The museum is dedicated to the Brick and Tile Industry of Somerset. Bridgwater had been a centre of trade and industry since the Middle Ages, benefiting from local clay from the alluvial deposits of the River Parrett to make bricks and tiles. In the 1840s there were 1,300 people in Bridgwater employed making bricks and tiles.

The Chandos Glass Cone was built in 1725 as a glasswork firing kiln by James Brydges, 1st Duke of Chandos as part of an industrial development. After a short period of use for glassmaking it was converted for the production of pottery, bricks and tiles, which continued until 1939. The majority of the brickwork cone was demolished in 1943. The bottom 2.4 m has been preserved and scheduled as an ancient monument.
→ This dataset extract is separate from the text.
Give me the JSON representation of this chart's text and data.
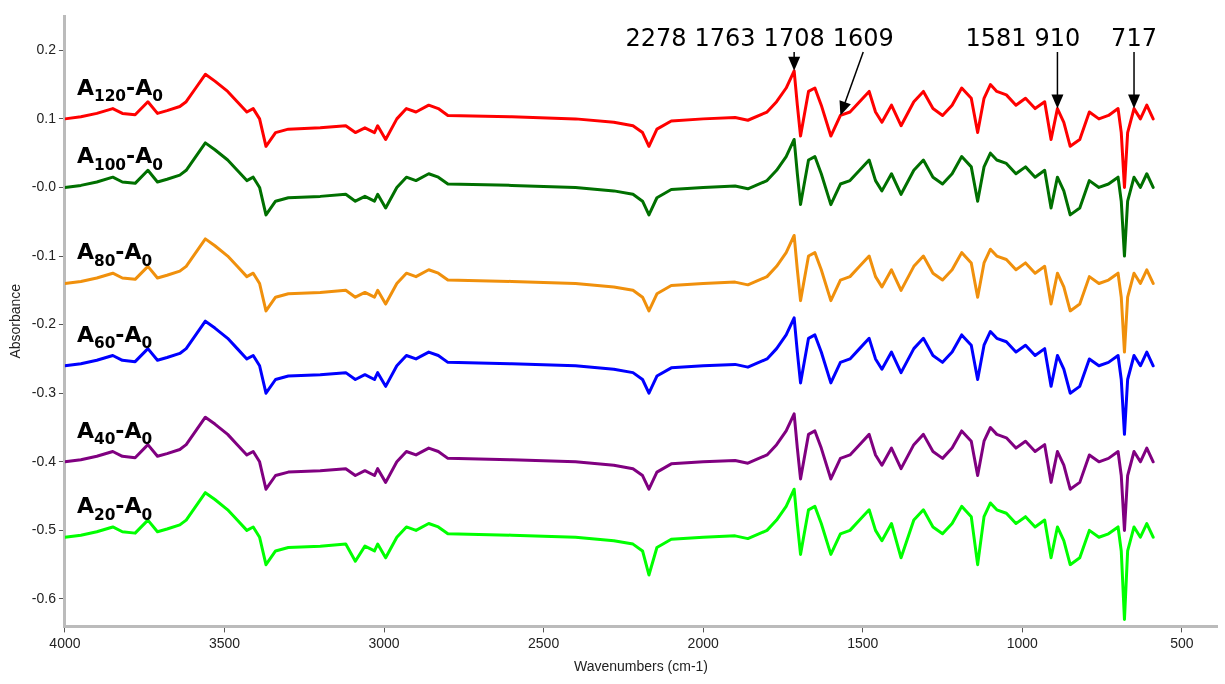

It incorporates the last surviving 'pinnacle kiln' in Bridgwater, which dates from the 19th century, and has been scheduled as an ancient monument and Grade II* listed building. It used to be one of six at the former Barham Brothers' Yard at East Quay. The industry declined during the 20th century as the products of the London Brick Company were more uniform than those produced in Bridgwater, and the increasing use of concrete after World War II. The kiln was last fired in 1965, the year that the works closed. The other kiln, built in 1858 by Alfred Barham, was originally used for up-draught firing and converted to the more energy efficient down-draught firing.

The existing works were converted into a museum in the 1990s. Demonstrated inside are the tools, methods and processes involved in making a variety of bricks, tiles, and terracotta plaques.